La faiblesse de rotation externe de hanche peut être un facteur de risque d’aggravation de la fonction du genou et de la santé du cartilage après une lésion du LCA. Ceci est cohérent avec les études sur l’arthrose du genou, où une plus grande force musculaire de la hanche était protectrice des lésions cartilagineuses tibio-fémorales dégénératives.

Les fortes relations positives entre la force de rotation de hanche et la performance fonctionnelle dans cette étude sont cohérentes avec les résultats précédemment rapportés dans les blessures du LCA. Cela confirme l’importance des muscles rotateurs de hanche lors de la propulsion unipodale : soit en tant que générateurs de force, soit en tant que stabilisateurs de l’articulation.

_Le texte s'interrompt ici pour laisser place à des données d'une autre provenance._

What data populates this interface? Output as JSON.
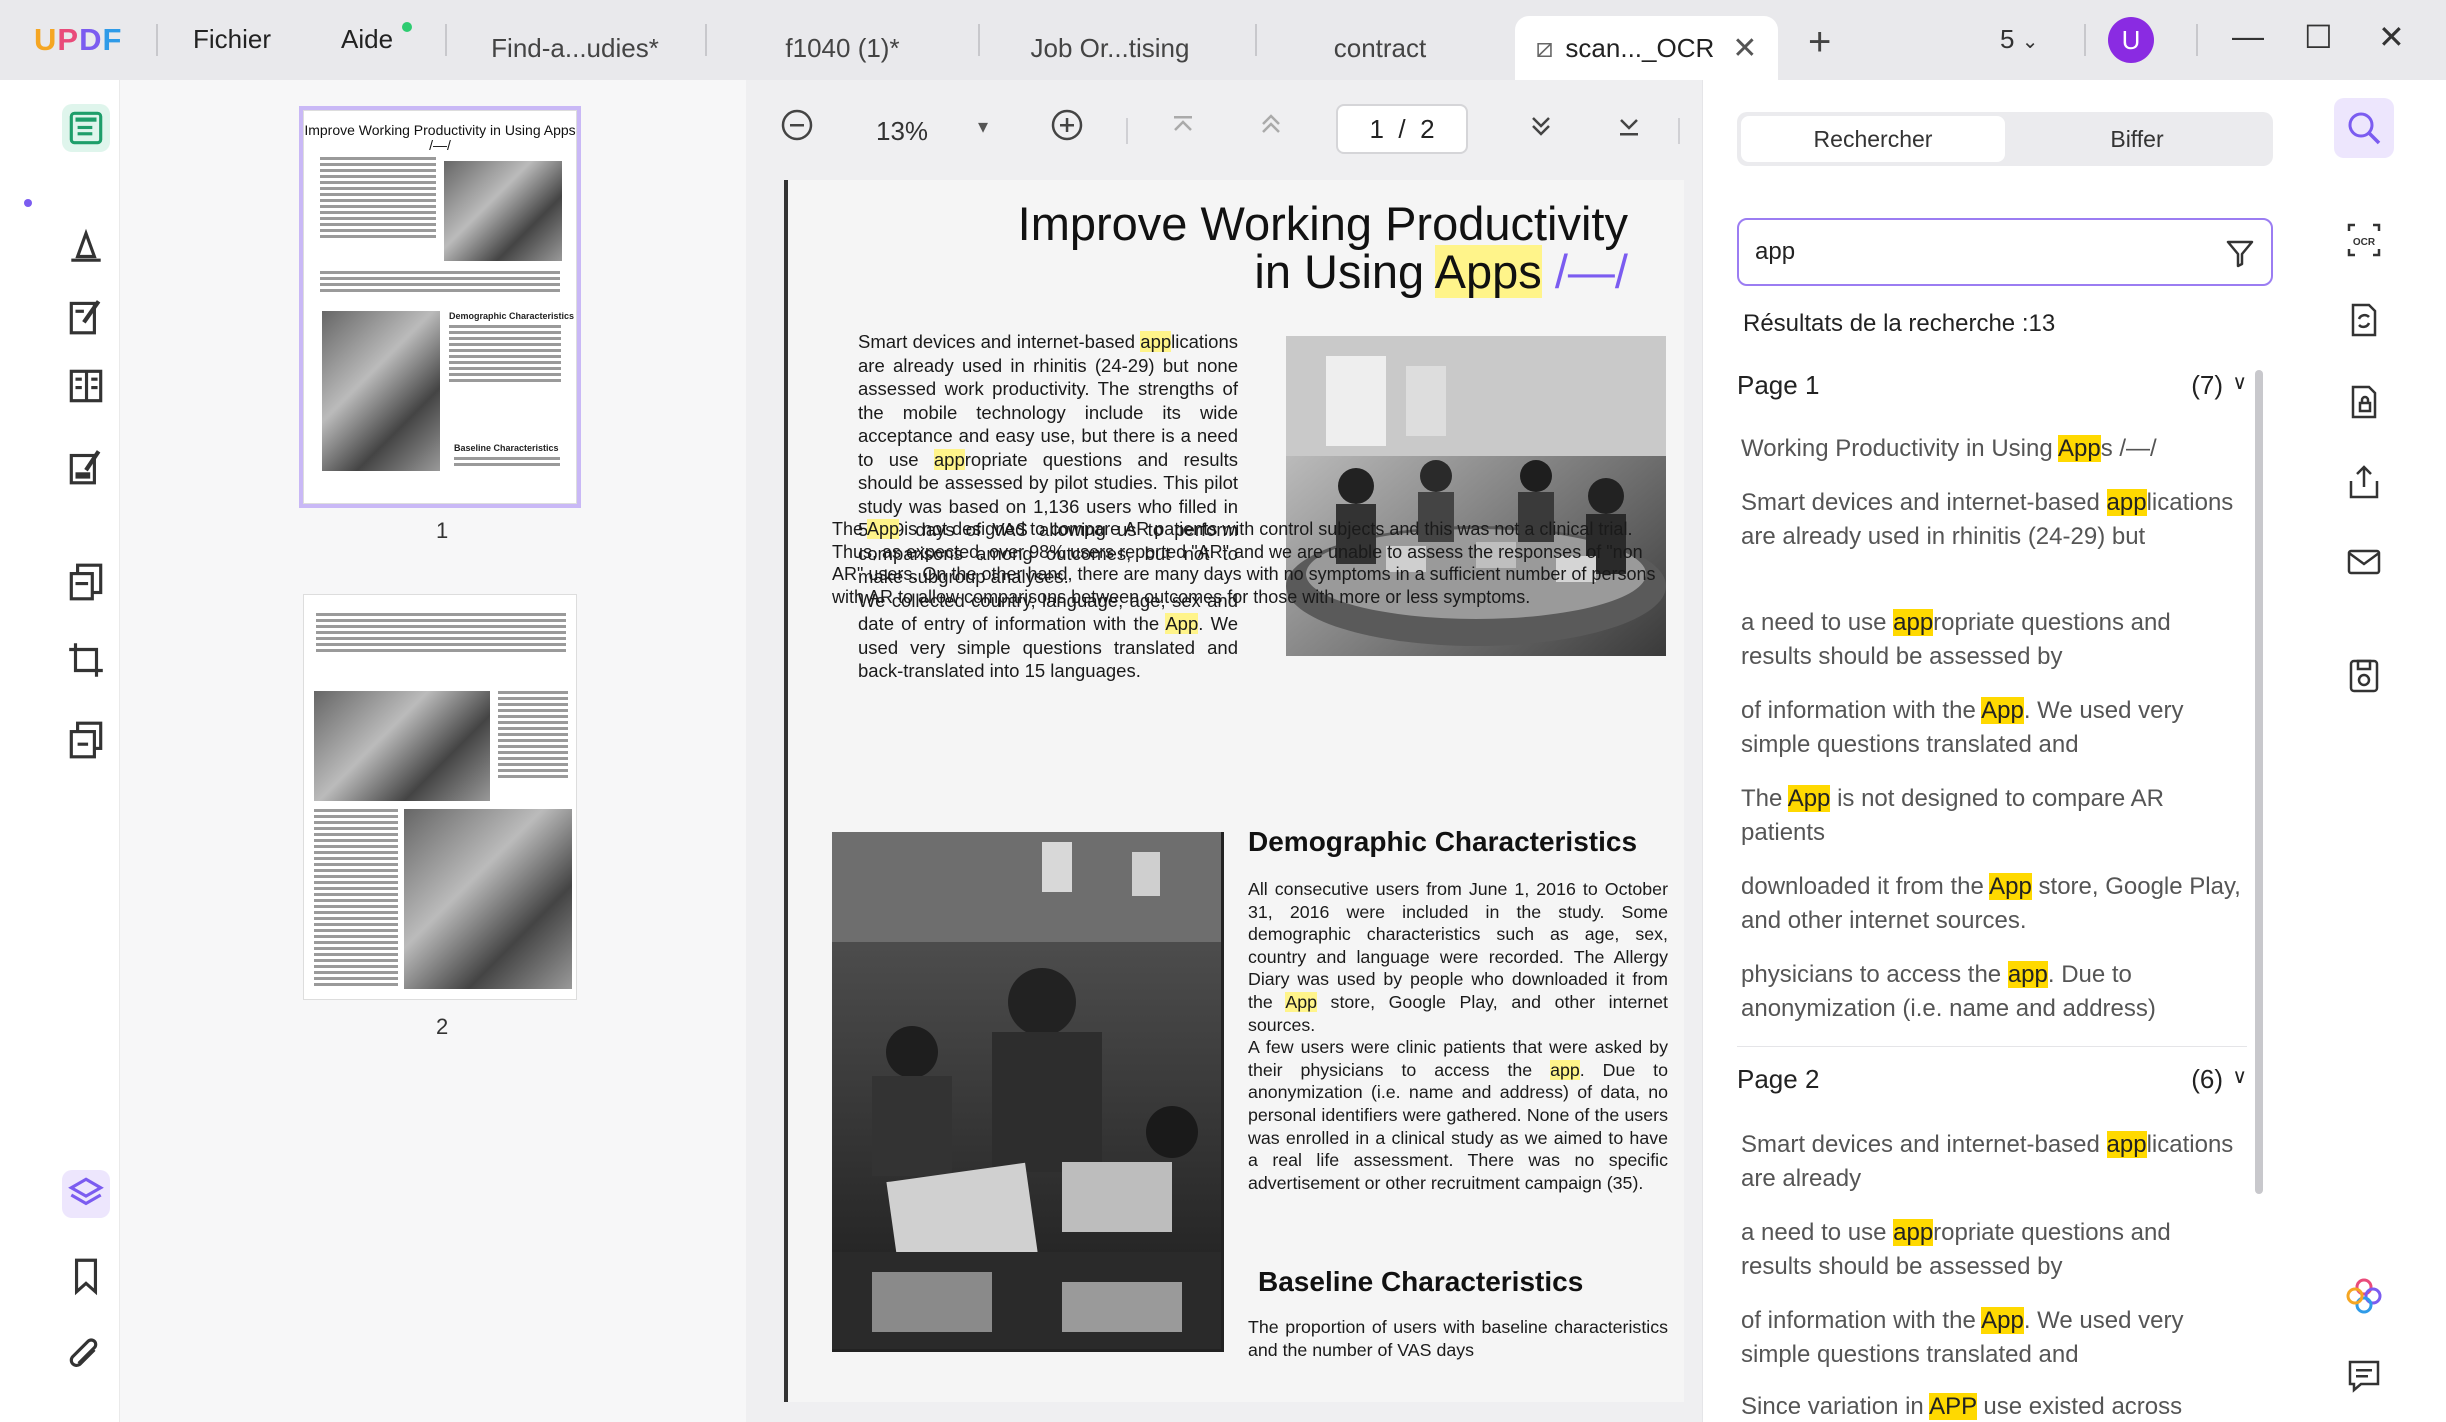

Cela peut expliquer le lien entre la force de rotation de hanche et les résultats autodéclarés.

Limites

Nous n'avons recueilli que deux mesures de la force musculaire de hanche dans une seule position, et la mesure d'autres muscles des membres inférieurs aurait pu révéler des mécanismes contribuant à la faiblesse identifiée. On ne sait pas non plus si les différences de force ont contribué à la blessure et/ou à la rééducation du LCA, ou si elles en ont été la conséquence. Par exemple, des déficits de force du quadriceps allant jusqu’à 20% et une faiblesse des ischio-jambiers de 10% par rapport au côté non lésé peuvent être présents un an après une lésion du LCA. 

Conclusion

Une force de rotation externe de hanche plus faible un an après la rupture du ligament croisé antérieur a été associée à une fonction plus faible, à des résultats moins bons rapportés par le patient et à une détérioration de la santé du cartilage tibio-fémoral jusqu'à cinq ans après la reconstruction.
La force de rotation de la hanche peut jouer un rôle dans la progression de la maladie articulaire, des symptômes et de la fonction après une lésion du LCA, mais des travaux supplémentaires sont nécessaires pour comprendre si la relation est causale, et/ou si le fait de cibler la force de rotation de la hanche peut aider à prévenir ou à réduire la maladie future.

Référence article

Girdwood MA, Patterson BE, Crossley KM, Guermazi A, Whitehead TS, Morris HG, Rio EK, Culvenor AG. Hip rotation muscle strength is implicated in the progression of early post-traumatic osteoarthritis: A longitudinal evaluation up to 5 years following ACL reconstruction. Phys Ther Sport. 2023 Sep;63:17-23. doi: 10.1016/j.ptsp.2023.06.001. Epub 2023 Jul 3. PMID: 37419038.